Because of endometriosis, my entire lifestyle has changed. My diet, my activities, my prescriptions are forever evolving. I have to avoid gluten, dairy, sugar, etc. in order to not throw up after eating. I have to cancel on plans when my body decides to have a flare up and can’t even explain the reason most times. I’ve tried different prescriptions and medications and surgeries to dull the pain. It’s really a massive inconvenience.
The problem with endometriosis stems beyond the symptoms. People are uneducated. It’s not a commonly known thing. It’s easy to just describe it as “a period thing” because it’s too complex and people just think you’re dramatic. Having people compare you to every other girl who has a period is the worst feeling. It’s not easy to sit there and have people think you’re dramatic. With endometriosis it’s normal to throw up for a week straight, have period cramps so bad that you physically can’t stand up, and have every other period symptom multiplied by 100. The hard part is explaining it to people and trying to make them understand that you’re not just having a period.
I’m not asking for sympathy. I’m asking people to stop being sensitive to the topic and to educate themselves. I’m urging girls who live with endometriosis to get out and share their stories. Be open to new ideas that will help you. Sharing your experiences will help other girls in their efforts to find solutions. It’s hard to talk about, but realizing that you’re not alone and that there are supportive people in your life will help tremendously.

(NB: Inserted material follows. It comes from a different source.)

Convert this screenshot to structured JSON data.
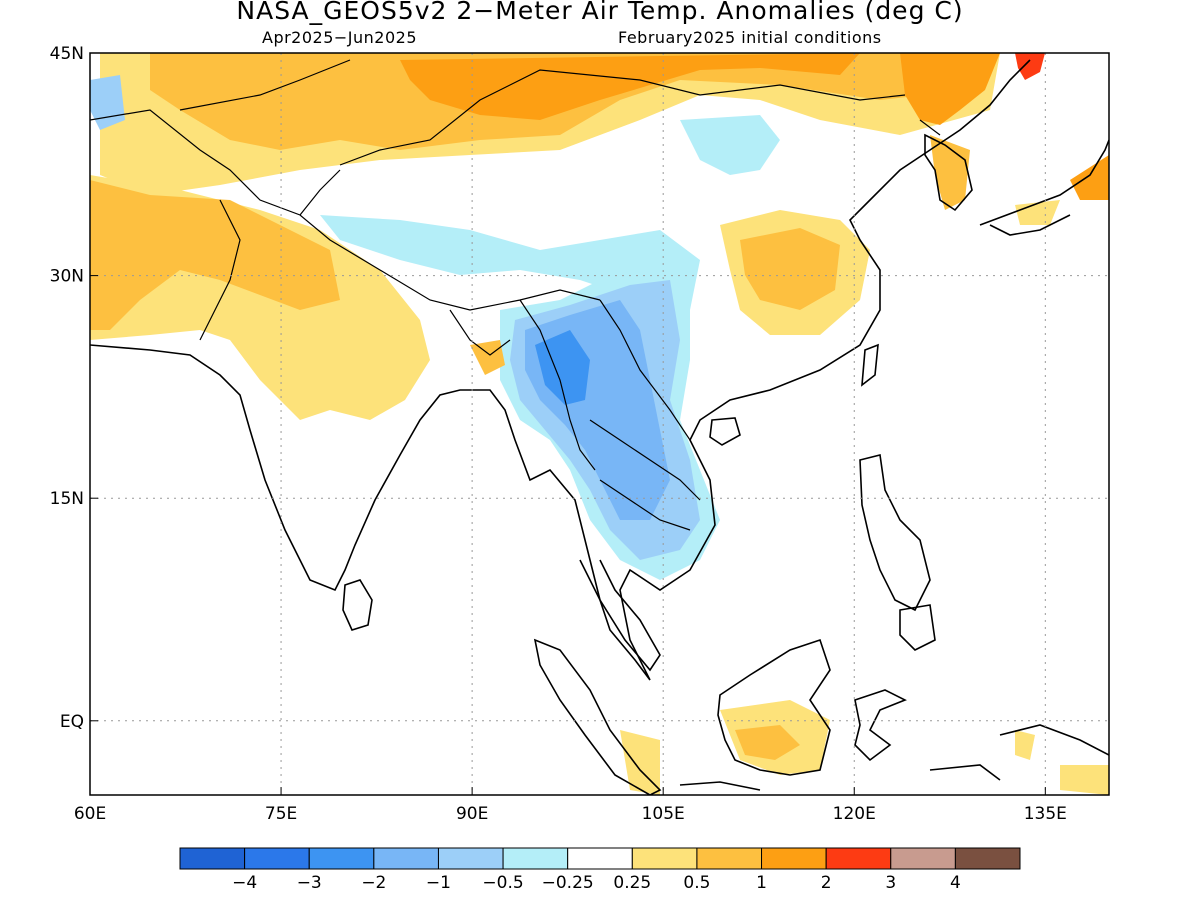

I’m so blessed with a supportive family and friend group that have educated themselves and care about endometriosis. It is a “chronic disease,” but it does not define me. I’m not alone. Sometimes it’s difficult and it’s okay to give in, but allowing myself to grow and finding new ways to deal with it is what keeps me active and happy and in love with my life.
It’s International Women’s Day and March is endometriosis awareness month. It’s a great time to learn new things. We have voices and we shouldn’t be afraid to use them for the greater good! Don’t let the fear of embarassment quiet your thoughts because you never know who your voice can help!